Sunday 13 January, 2008
Vampire: the Masquerade – Bloodlines
Vampire: the Masquerade – Bloodlines is an action role-playing game with elements of horror as well. The game centers on a player created character that has just been turned into a vampire. The game is built to emulate the rules and setting of the White Wolf Inc. pen and paper game Vampire: the Masquerade. As the player navigates the politics of vampire society and performs quests in an around the LA area, they gain experience points to purchase more vampiric as well mundane abilities. The game demonstrates moderate open-endedness when compared to other RPGs, more so than Bioshock but less than Oblivion.

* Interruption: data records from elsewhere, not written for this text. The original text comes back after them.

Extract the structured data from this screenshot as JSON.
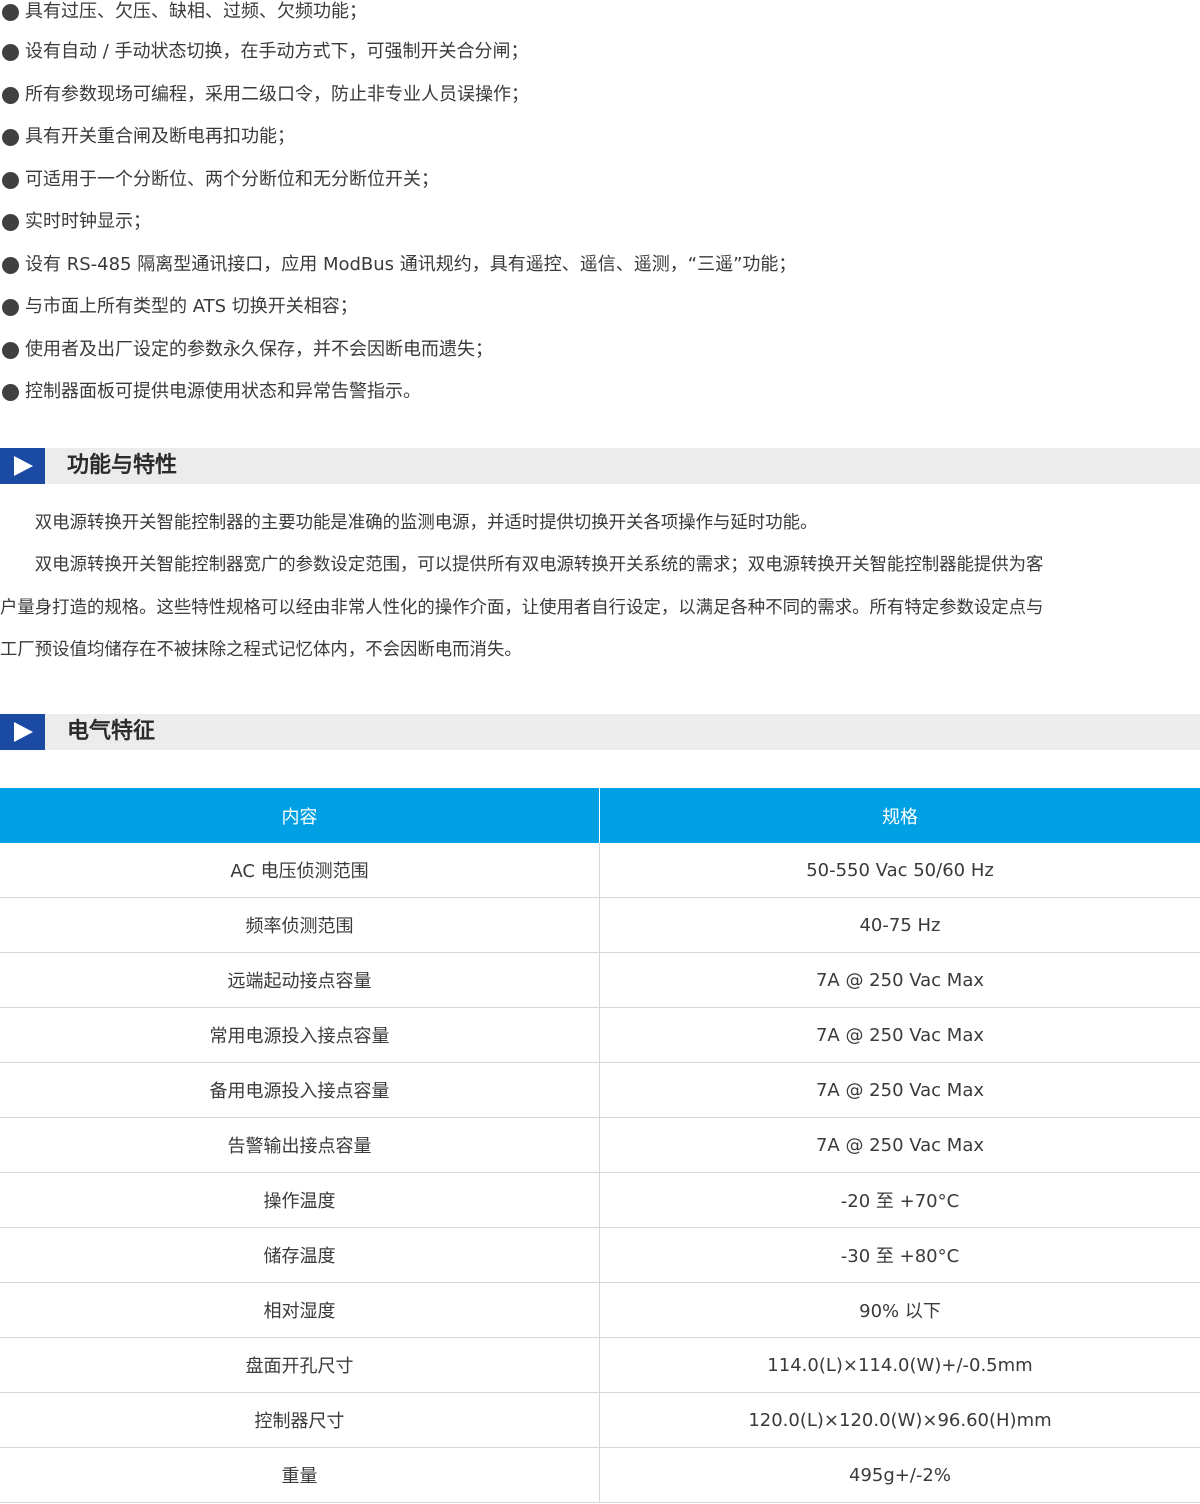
{
  "features": [
    "具有过压、欠压、缺相、过频、欠频功能；",
    "设有自动 / 手动状态切换，在手动方式下，可强制开关合分闸；",
    "所有参数现场可编程，采用二级口令，防止非专业人员误操作；",
    "具有开关重合闸及断电再扣功能；",
    "可适用于一个分断位、两个分断位和无分断位开关；",
    "实时时钟显示；",
    "设有 RS-485 隔离型通讯接口，应用 ModBus 通讯规约，具有遥控、遥信、遥测，“三遥”功能；",
    "与市面上所有类型的 ATS 切换开关相容；",
    "使用者及出厂设定的参数永久保存，并不会因断电而遗失；",
    "控制器面板可提供电源使用状态和异常告警指示。"
  ],
  "section1": {
    "title": "功能与特性",
    "lines": [
      "　　双电源转换开关智能控制器的主要功能是准确的监测电源，并适时提供切换开关各项操作与延时功能。",
      "　　双电源转换开关智能控制器宽广的参数设定范围，可以提供所有双电源转换开关系统的需求；双电源转换开关智能控制器能提供为客",
      "户量身打造的规格。这些特性规格可以经由非常人性化的操作介面，让使用者自行设定，以满足各种不同的需求。所有特定参数设定点与",
      "工厂预设值均储存在不被抹除之程式记忆体内，不会因断电而消失。"
    ]
  },
  "section2": {
    "title": "电气特征"
  },
  "table": {
    "headers": [
      "内容",
      "规格"
    ],
    "rows": [
      [
        "AC 电压侦测范围",
        "50-550 Vac 50/60 Hz"
      ],
      [
        "频率侦测范围",
        "40-75 Hz"
      ],
      [
        "远端起动接点容量",
        "7A @ 250 Vac Max"
      ],
      [
        "常用电源投入接点容量",
        "7A @ 250 Vac Max"
      ],
      [
        "备用电源投入接点容量",
        "7A @ 250 Vac Max"
      ],
      [
        "告警输出接点容量",
        "7A @ 250 Vac Max"
      ],
      [
        "操作温度",
        "-20 至 +70°C"
      ],
      [
        "储存温度",
        "-30 至 +80°C"
      ],
      [
        "相对湿度",
        "90% 以下"
      ],
      [
        "盘面开孔尺寸",
        "114.0(L)×114.0(W)+/-0.5mm"
      ],
      [
        "控制器尺寸",
        "120.0(L)×120.0(W)×96.60(H)mm"
      ],
      [
        "重量",
        "495g+/-2%"
      ]
    ]
  },
  "colors": {
    "section_marker": "#1a4aa2",
    "section_bg": "#ececec",
    "table_header_bg": "#00a0e4",
    "row_divider": "#d7d7d7",
    "text": "#3a3a3a"
  }
}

On Saturday night I began playing Vampire: the Masquerade – Bloodlines, a lesser known action RPG that suffers from an overly cumbersome name. Truly it is a thing composed of the stitched together titles of the games of ages past and animated by forces best left unexplained. So I think from now on I’ll go ahead and refer to it as VtMB or Bloodlines depending on my mood. The interesting thing about this particular title is that its creators, the now defunct Troika Games, managed get Valve’s permission to create the game with the now consecrated Source engine. It’s hard to tell at points; however, due to the vast differences between the two games and the fact that Troika didn’t have the time or money Valve had access to when they were making HL2.
As may have become instantly clear to you upon seeing the first word of VtMB’s monstrous title, the game is about vampires. And not the kind that live in castles and scare helpless Romanian peasants, but ones that live among us and ruthlessly enforce their secret existence with an arcane spectrum of laws collectively called the Masquerade, a coda that begs to be italicized. There are also several different kinds of vampires with all sorts of crazy powers like summoning wolves, telepathy, or making people vomit blood. After some thought, I eventually settled on a Tremere due to their being renown as the most intellectual of the bunch and therefore more capable of remembering not to go sunbathing, also they do the whole making people spew blood thing, which is awesome. Oh, and I named him Emmanuel Salazar, which is comparatively awesome. In addition to the vampire “class” choice there was also the array of skills and power options, many of which differed depending on which bloodsucker you chose. These included things ranging from firearms to intimidation to brawling to scholarship, so there is a great deal of room for experimentation.
So after the character creation the newly created Emmanuel is thrust into the cutthroat world of vampire politics. After a rather brief PG-13 sex scene in which my character is bitten by his partner who, horror of horrors, is actually one of the undead. But before Mr. Salazar is able to so much as ask whether or not this means he’s technically a necrophiliac the vampire Special Forces kidnap both his vampiric consort and him. Without spoiling much more, I’ll go ahead and say that a great deal of vampires are then introduced including their “prince” Sebestian LaCroix who did an excellent job of making me immediately dislike him. He is seriously a combination of every bad stereotype of a politician, lawyer, and aristocrat and these are all evident within the first five minutes of the game. This brings me to the subject of the voice acting - it’s stellar! I have yet to encounter a character whose dialog was not delivered expertly. Even though the vampire leader made me hate him, he did so because that was the idea.
The graphics were also something to marvel upon. The facial textures and character models look like they would fit in perfectly in Half-life 2 (except for one fellow whose long hair and beard are rather shoddily done) if Half-life 2 had vampires in addition to all manner of alien and robot. The unfortunate part of the game’s look is the hit-or-miss animations. Why does my character look like a scarecrow when he walks and a marionette when he runs? Thankfully, though, I don’t have to look at that unless I’m in the over-the-shoulder view, and I mostly prefer first person perspective.